Sonntag, 12. September 2010

Viel los

Meine alte Wohngegend war eher von Ureinwohnern geprägt - alte, zum Teil freundliche und allesamt neugierige Nachbarn. Die Häuser hatten höchstens zwei Etagen, es war nicht weit zum Park und Rossio war gleich nebenan - der berüchtigte Festplatz, auf dem jeden zweiten Dienstag im Monat ein Markt stattfindet, bei Stierkämpfen oder Konzerten in der Arena (ja, es ist eine Mufu-Arena) auch gern als Parkplatz genutzt. Jeden Morgen entweder 8:30 oder 9:00 Uhr kam das Bäckerauto (jedenfalls immer, wenn ich um die Zeit daheim war), hat gehupt und an der Einfahrt zu unserer sehr kurzen Straße gehalten und die Omis und Opis mit frischen Brötchen versorgt. Auf der Kopfsteinpflasterstraße rings um Rossio war eigentlich immer Verkehr und vor allem Sirenen von Krankenwagen, Polizei und Feuerwehr hat man oft gehört. Rossio ist nämlich von drei Seiten von Einbahnstraßen umgeben. Wenn man also einmal drin ist in der Verkehrsführung musste man zwangsläufig bei uns vorbei. Allerdings war es genau das. Vorbeifahren. Zum Anhalten gab es kaum einen Grund.

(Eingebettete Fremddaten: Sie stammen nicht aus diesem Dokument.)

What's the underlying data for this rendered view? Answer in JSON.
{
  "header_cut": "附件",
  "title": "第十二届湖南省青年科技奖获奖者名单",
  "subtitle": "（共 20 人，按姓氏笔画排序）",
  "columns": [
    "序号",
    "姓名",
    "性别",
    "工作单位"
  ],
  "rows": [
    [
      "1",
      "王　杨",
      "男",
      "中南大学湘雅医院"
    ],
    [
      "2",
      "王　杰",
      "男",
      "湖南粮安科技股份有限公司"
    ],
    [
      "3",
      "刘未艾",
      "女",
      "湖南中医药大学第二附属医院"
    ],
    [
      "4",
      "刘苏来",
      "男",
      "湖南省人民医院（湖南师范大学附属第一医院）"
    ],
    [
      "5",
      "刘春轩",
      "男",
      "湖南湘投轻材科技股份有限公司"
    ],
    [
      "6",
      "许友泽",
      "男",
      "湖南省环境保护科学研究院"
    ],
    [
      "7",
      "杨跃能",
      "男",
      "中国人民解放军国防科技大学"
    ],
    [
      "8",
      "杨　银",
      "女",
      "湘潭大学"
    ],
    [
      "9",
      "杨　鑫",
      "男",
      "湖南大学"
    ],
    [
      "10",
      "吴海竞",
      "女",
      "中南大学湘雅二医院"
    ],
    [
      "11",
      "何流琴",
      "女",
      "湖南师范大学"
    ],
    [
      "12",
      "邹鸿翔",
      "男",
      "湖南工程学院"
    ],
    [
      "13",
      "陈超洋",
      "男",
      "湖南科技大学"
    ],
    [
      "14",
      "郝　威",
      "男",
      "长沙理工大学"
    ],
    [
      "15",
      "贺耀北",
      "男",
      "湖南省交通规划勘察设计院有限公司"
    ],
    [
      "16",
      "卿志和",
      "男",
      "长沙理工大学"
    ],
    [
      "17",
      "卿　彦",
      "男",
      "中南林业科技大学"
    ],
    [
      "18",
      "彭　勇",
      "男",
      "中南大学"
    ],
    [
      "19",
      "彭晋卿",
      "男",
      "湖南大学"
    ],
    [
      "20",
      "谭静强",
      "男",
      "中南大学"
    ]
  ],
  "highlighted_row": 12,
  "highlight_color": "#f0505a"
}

Jetzt bin ich wenige hundert Meter stadtauswärts gezogen, in eine neuere Wohngegend, und bin damit schon fast wieder raus aus der Stadt - ja, Évora ist nicht groß, jedenfalls nicht in diese Richtung. ;) Die Häuser haben etwa vier Etagen, die Straße Asphalt und die Nachbarn sind allerhöchstens nur noch halb so alt und natürlich vielzähliger. Es gibt deutlich weniger Sirenengeheul hier, allerdings mehr Verkehr insgesamt. Gleich nebenan ist ein kleiner Kreisverkehr - eigentlich eine normale 4-Straßen-Kreuzung, aber die Portugiesen lieben Kreisverkehre und praktisch sind sie ja in der Tat. Allerdings kommt mir die Kreisverkehrregelung in Portugal ziemlich komisch vor. Bisher hab ich noch kein richtiges System dahinter erkannt. Ein befreundeter Franzose, der hier Auto fährt, ist auch noch nicht dahinter gekommen. Deshalb hab ich das mal beobachtet. Ich hab das ja so gelernt: reinfahren nach rechts rum ohne zu blinken und nur beim Rausfahren wird geblinkt. Klingt logisch, verständlich, einfach, übersichtlich, effektiv (keine typisch portugiesischen Eigenschaften, nach meinen bisherigen Erfahrungen).
Also, wie machen die das? Soweit ich das verstehe, behandeln sie den Kreisverkehr, als wäre es eine normale Kreuzung. Wenn sie also in einem Vierer-Kreisverkehr (wie der vor meinem Haus) die erste Abfahrt nehmen wollen, blinken sie rechts, bei der zweiten gar nicht und bei der dritten links. Ich weiß nicht, was sie tun, wenn sie umkehren wollen - wahrscheinlich einfach warten, bis grad niemand guckt :) Komplexer wird das bei großen Kreisverkehren, denn da sieht man natürlich oft nicht, wo ein Auto reinkommt und daher weiß man auch nicht, wo es laut Blinkung hin will. Um das System zu verstehen müsste ich wohl nochmal umziehen. Es hat jedenfalls etwas mit verschiedenen Fahrspuren zu tun. Also wer raus will, fährt rechts und wer drin bleibt fährt links (innen). Allerdings gehen auch manchmal mehrere Fahrspuren aus dem Kreisverkehr raus... Und wie das da mit dem Blinken ist, kann ich auch nicht sagen.
Mich hat diese Kreisverkehrsbehandlung etwas gewundert (nur ein ganz kleines bisschen, nach mehr als anderthalb Jahren in Portugal). Aber von meinem Beobachtungsposten konnte ich feststellen, dass sogar Fahrschulen dieses System anwenden. Und ich dachte, Verkehrsregeln werden nach und nach EU-weit gleichgebügelt. Vielleicht gibts also bald EU-weit die portugiesische Methode, dann wisst ihr wenigstens auch, wovon ich hier schreibe ;)

Außer dem Kreisverkehr gibts hier aber noch viiiieeeel mehr zu sehen, zum Beispiel aufgebrochene Bäckertransporter, liegengebliebene Kleinwagen und Straßenfeger mit portugiesischer Effizienz. Da ich aber jetzt schon wieder so viel geschrieben hab, werd ich das erstmal nicht weiter ausführen.